The speed of rotation is not critical, it just needs to be able to rotate. This will not be performed very often. The rotation will occur by using a winch and a lever arm, and I want to be sure I size the winch correctly.

Thanks for your help.

 

[desertfox]

Hi meca

I am confused here I don't understand your arrangement of pipes if the outer pipe is sat on the ledge how does the inner pipe rigidly attach to the ledge or do you mean the outer pipe is attached rigidly to the inner pipe in which case both pipes would turn.
To estimate the torque I need to understand your set up so I
need all diameters of the pipes, both pipe lengths, how is the axial load transfered and where both loads axial and radial act in terms of position along the pipe.

 

[meca]

Sorry for my poor description. I have attached a link to a rough sketch to better illustrate what I am describing.

http://www.mecaconsulting.com/Downloads/Rotating Collar.pdf

The inner pipe is fixed and it is very long (approx. 20 ft).
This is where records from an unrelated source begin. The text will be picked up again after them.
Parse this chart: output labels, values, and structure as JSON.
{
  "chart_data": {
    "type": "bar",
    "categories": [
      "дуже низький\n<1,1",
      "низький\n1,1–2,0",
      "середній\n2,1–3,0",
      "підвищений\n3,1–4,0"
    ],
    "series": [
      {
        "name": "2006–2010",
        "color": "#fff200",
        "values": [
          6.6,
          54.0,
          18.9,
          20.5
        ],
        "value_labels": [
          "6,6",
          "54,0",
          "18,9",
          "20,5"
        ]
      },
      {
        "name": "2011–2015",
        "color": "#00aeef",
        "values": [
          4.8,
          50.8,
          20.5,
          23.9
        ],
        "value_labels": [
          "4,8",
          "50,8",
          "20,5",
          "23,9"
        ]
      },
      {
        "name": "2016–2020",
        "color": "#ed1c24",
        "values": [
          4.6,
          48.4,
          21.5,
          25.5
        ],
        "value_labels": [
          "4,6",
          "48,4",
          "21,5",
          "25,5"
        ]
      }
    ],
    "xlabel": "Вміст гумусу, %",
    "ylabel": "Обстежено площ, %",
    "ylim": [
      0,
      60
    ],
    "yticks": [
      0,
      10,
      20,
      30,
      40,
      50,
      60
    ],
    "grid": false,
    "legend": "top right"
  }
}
The outer pipe rotates. Both pipes are sitting vertically, their longitudinal axis is vertical. To keep the outer rotating collar from falling down, there is a ledge to support the vertical loads. The ledge is rigidly attached to the inner pipe. There are frictional forces between the rotating collar and the ledge, and the rotating collar and the inner fixed pipe.

 

[desertfox]

Hi meca

Thanks for the sketch I will get back to you asap

regards desertfox

 

[Metalguy]

Meca,

Using a coef. of friction of 0.5, I think you'll need about 25,000+ ft. lb. torque.

I get ~5,400 ft. lb. for the axial load, and 20,000 for the radial--all of this assuming it doesn't rust solid!

 

[desertfox]

Hi meca

Just to confirm I calculate the similar values as metalguy using a coeff of friction of 0.5 the method of calculation is as follows:-

f= u * p

where f is the force req to overcome friction

u = coeff of friction 0.5

p = the applied load


so f = 0.5 * 60000 = 30000lbs

f = 0.5 * 15000 = 7500lbs

add these together so you get 37500lbs and apply this to the radius of the 16" pipe ie:- 8"
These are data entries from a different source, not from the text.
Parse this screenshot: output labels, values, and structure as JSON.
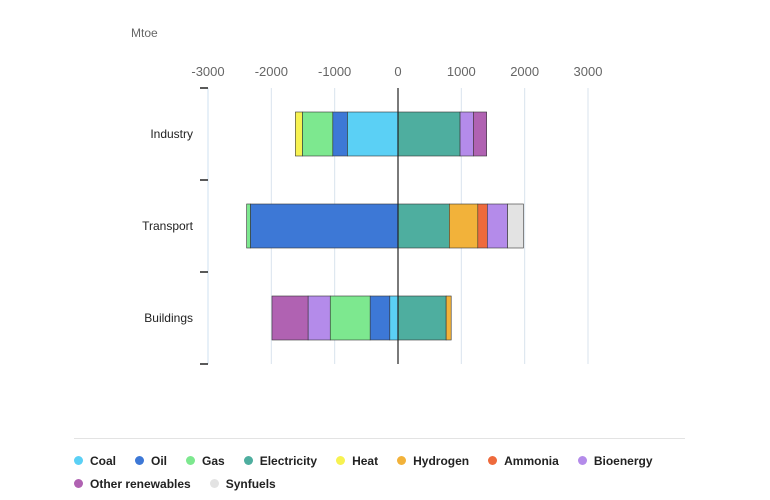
{
  "chart_data": {
    "type": "bar",
    "orientation": "horizontal",
    "stacked": true,
    "unit_label": "Mtoe",
    "xlim": [
      -3000,
      3000
    ],
    "x_ticks": [
      -3000,
      -2000,
      -1000,
      0,
      1000,
      2000,
      3000
    ],
    "x_tick_labels": [
      "-3000",
      "-2000",
      "-1000",
      "0",
      "1000",
      "2000",
      "3000"
    ],
    "categories": [
      "Industry",
      "Transport",
      "Buildings"
    ],
    "series": [
      {
        "name": "Coal",
        "color": "#5bd0f5"
      },
      {
        "name": "Oil",
        "color": "#3d78d6"
      },
      {
        "name": "Gas",
        "color": "#7de88f"
      },
      {
        "name": "Electricity",
        "color": "#4eae9f"
      },
      {
        "name": "Heat",
        "color": "#f7f251"
      },
      {
        "name": "Hydrogen",
        "color": "#f2b23a"
      },
      {
        "name": "Ammonia",
        "color": "#ee6a3c"
      },
      {
        "name": "Bioenergy",
        "color": "#b48bea"
      },
      {
        "name": "Other renewables",
        "color": "#b062b2"
      },
      {
        "name": "Synfuels",
        "color": "#e3e3e3"
      }
    ],
    "bars": [
      {
        "category": "Industry",
        "segments": [
          {
            "series": "Coal",
            "value": -800
          },
          {
            "series": "Oil",
            "value": -230
          },
          {
            "series": "Gas",
            "value": -480
          },
          {
            "series": "Heat",
            "value": -110
          },
          {
            "series": "Electricity",
            "value": 980
          },
          {
            "series": "Bioenergy",
            "value": 210
          },
          {
            "series": "Other renewables",
            "value": 210
          }
        ]
      },
      {
        "category": "Transport",
        "segments": [
          {
            "series": "Oil",
            "value": -2330
          },
          {
            "series": "Gas",
            "value": -60
          },
          {
            "series": "Electricity",
            "value": 810
          },
          {
            "series": "Hydrogen",
            "value": 450
          },
          {
            "series": "Ammonia",
            "value": 150
          },
          {
            "series": "Bioenergy",
            "value": 320
          },
          {
            "series": "Synfuels",
            "value": 250
          }
        ]
      },
      {
        "category": "Buildings",
        "segments": [
          {
            "series": "Coal",
            "value": -130
          },
          {
            "series": "Oil",
            "value": -310
          },
          {
            "series": "Gas",
            "value": -630
          },
          {
            "series": "Bioenergy",
            "value": -350
          },
          {
            "series": "Other renewables",
            "value": -570
          },
          {
            "series": "Electricity",
            "value": 760
          },
          {
            "series": "Hydrogen",
            "value": 80
          }
        ]
      }
    ]
  }
}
therefore 37500 * 8"/12 = 25000 lbs/ft


My final comment would be that the coeff of friction 0.5 is probably a bit high the usual average is about 0.25 to about 0.35. However it makes good sense to give a good margin of safety in sizing the winch which using this coefficient of 0.5 would do.


hope this helps



regards desertfox

 

[meca]

desertfox and metalguy,

Thank you so much for the assistance. This is exactly what I have done, with a slight difference in the coefficient of friction. But I feared that I was oversimplifying the problem. Now I feel more confident in my answer.

Thanks Again!!!

 

[desertfox]

Hi meca

Glad we could help

regards desertfox

 

[Metalguy]

Desertfox,

Good full answer--here's a star for you!
(Seems to be a real shortage of these lately).

 

[desertfox]

Hi metalguy

Thanks for the star, i return the compliment.


regards desertfox

ps theres more stars in here than the galaxy

 

[meca]

I gave you both stars, because you are the wind beneath my wings.